Assad offers amnesty to Syrian opponents

President’s offer covers inmates, defectors and foreigners but rights groups say other decrees have not been honoured.

The decree was issued five days after Assad had won a much-criticised election [AP]

Bashar al-Assad has announced a general amnesty for prisoners, less than a week after he was re-elected to another seven-year term as Syria’s president, state media reported.

Assad’s decree, released on Monday, said pardons will be offered to those accused of “terrorist acts” or those who “set up a group aimed at changing the economic or social nature of the state”.

Al Jazeera’s Rula Amin, reporting from neighbouring Lebanon, said the amnesty offers reduced sentences and full pardons for a number of crimes.

Assad has issued several amnesties since protests against his rule erupted in March 2011. Previous declarations have not been fully implemented and rights groups have cautioned that many people still languish in prison as a result.

The decree also promised a pardon to those who “plotted to carry out any crime” as listed under Syrian anti-terrorism law, as well as those accused of joining “a terrorist organisation or of forcing someone to join a terrorist organisation”.

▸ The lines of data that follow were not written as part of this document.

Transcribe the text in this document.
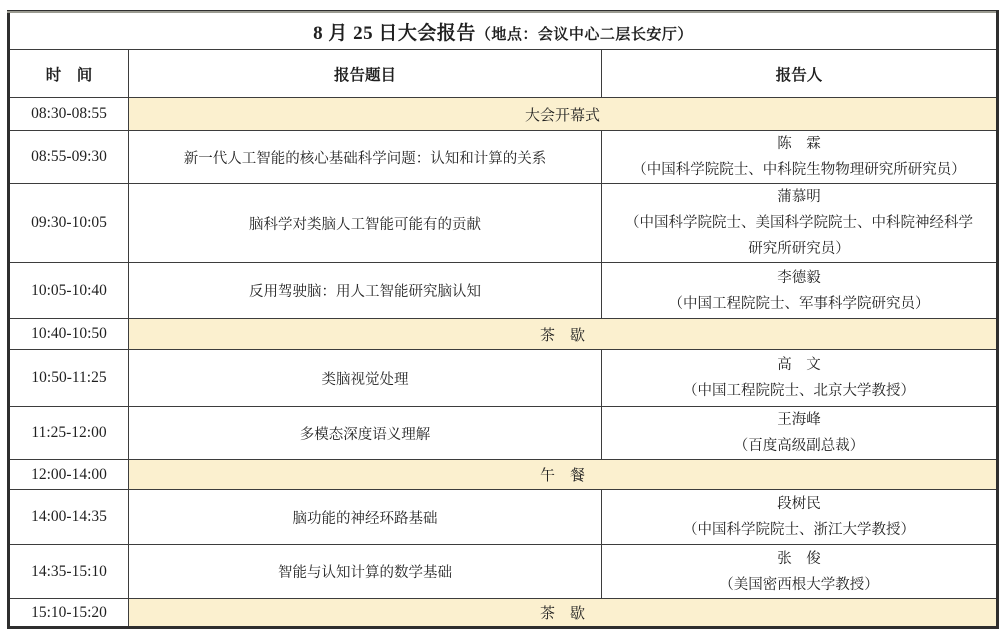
8 月 25 日大会报告（地点：会议中心二层长安厅）		
时　间	报告题目	报告人
08:30-08:55	大会开幕式	
08:55-09:30	新一代人工智能的核心基础科学问题：认知和计算的关系	陈　霖
（中国科学院院士、中科院生物物理研究所研究员）

09:30-10:05	脑科学对类脑人工智能可能有的贡献	蒲慕明
（中国科学院院士、美国科学院院士、中科院神经科学研究所研究员）

10:05-10:40	反用驾驶脑：用人工智能研究脑认知	李德毅
（中国工程院院士、军事科学院研究员）

10:40-10:50	茶　歇	
10:50-11:25	类脑视觉处理	高　文
（中国工程院院士、北京大学教授）

11:25-12:00	多模态深度语义理解	王海峰
（百度高级副总裁）

12:00-14:00	午　餐	
14:00-14:35	脑功能的神经环路基础	段树民
（中国科学院院士、浙江大学教授）

14:35-15:10	智能与认知计算的数学基础	张　俊
（美国密西根大学教授）

15:10-15:20	茶　歇	
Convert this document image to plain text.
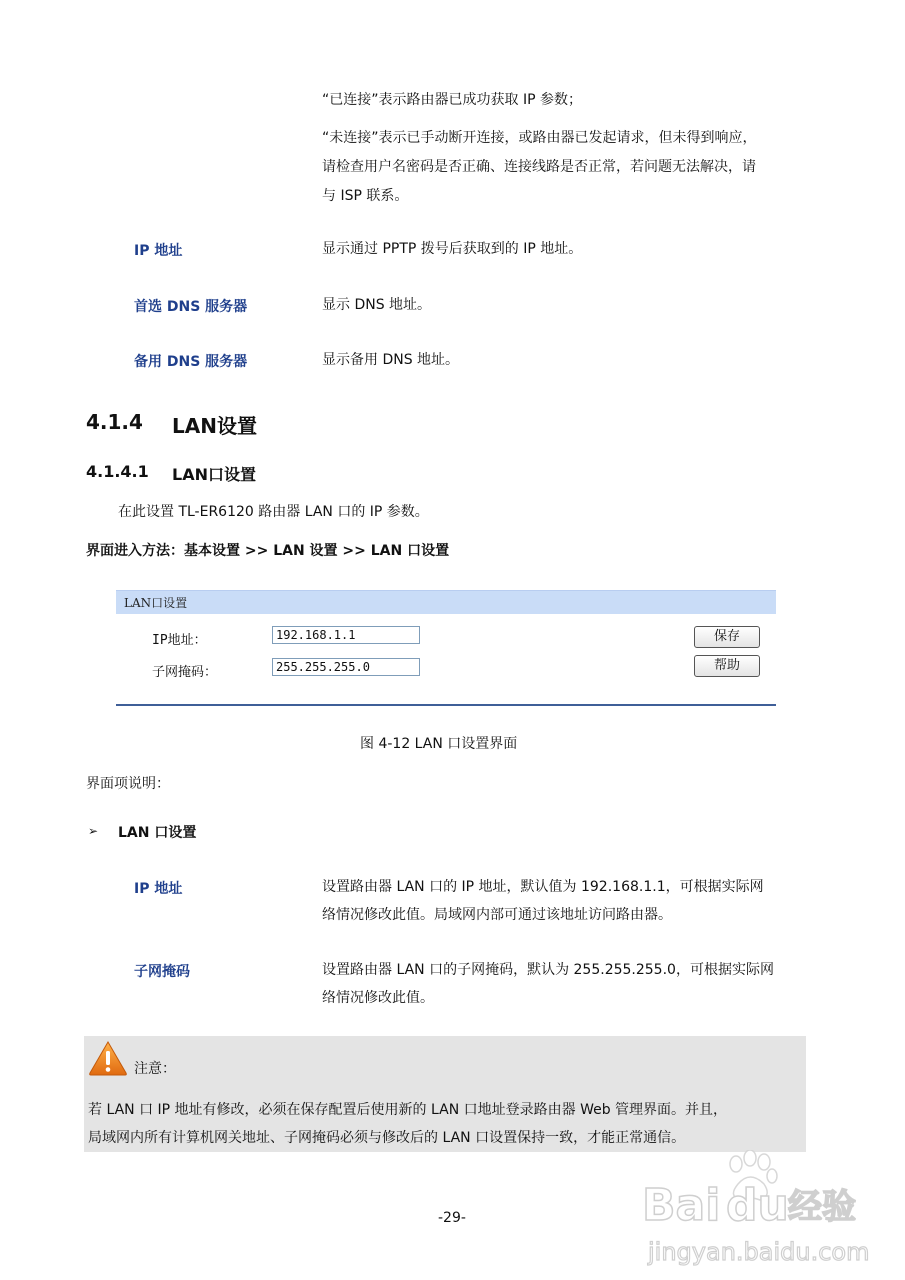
“已连接”表示路由器已成功获取 IP 参数；
“未连接”表示已手动断开连接，或路由器已发起请求，但未得到响应，
请检查用户名密码是否正确、连接线路是否正常，若问题无法解决，请
与 ISP 联系。
IP 地址	显示通过 PPTP 拨号后获取到的 IP 地址。
首选 DNS 服务器	显示 DNS 地址。
备用 DNS 服务器	显示备用 DNS 地址。
4.1.4 LAN设置
4.1.4.1 LAN口设置
在此设置 TL-ER6120 路由器 LAN 口的 IP 参数。
界面进入方法：基本设置 >> LAN 设置 >> LAN 口设置
LAN口设置
IP地址：	192.168.1.1
子网掩码：	255.255.255.0
保存
帮助
图 4-12 LAN 口设置界面
界面项说明：
➢ LAN 口设置
IP 地址	设置路由器 LAN 口的 IP 地址，默认值为 192.168.1.1，可根据实际网
络情况修改此值。局域网内部可通过该地址访问路由器。
子网掩码	设置路由器 LAN 口的子网掩码，默认为 255.255.255.0，可根据实际网
络情况修改此值。
注意：
若 LAN 口 IP 地址有修改，必须在保存配置后使用新的 LAN 口地址登录路由器 Web 管理界面。并且，
局域网内所有计算机网关地址、子网掩码必须与修改后的 LAN 口设置保持一致，才能正常通信。
-29-	Bai du 经验
jingyan.baidu.com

The amnesty also covers those accused of “weakening national sentiment”, and people accused of “inciting an armed rebellion against the authorities”.

The text says also that those who defected from the army will be extended a full pardon if they hand themselves in within three months of the decree.

It is also the first amnesty that offers clemency to foreign fighters, as long as they hand themselves in within a month.

State television cited Justice Minister Najem al-Ahmad as saying the decree was issued in the context of “social forgiveness, national cohesion calls for coexistence, as the army secures several military victories”.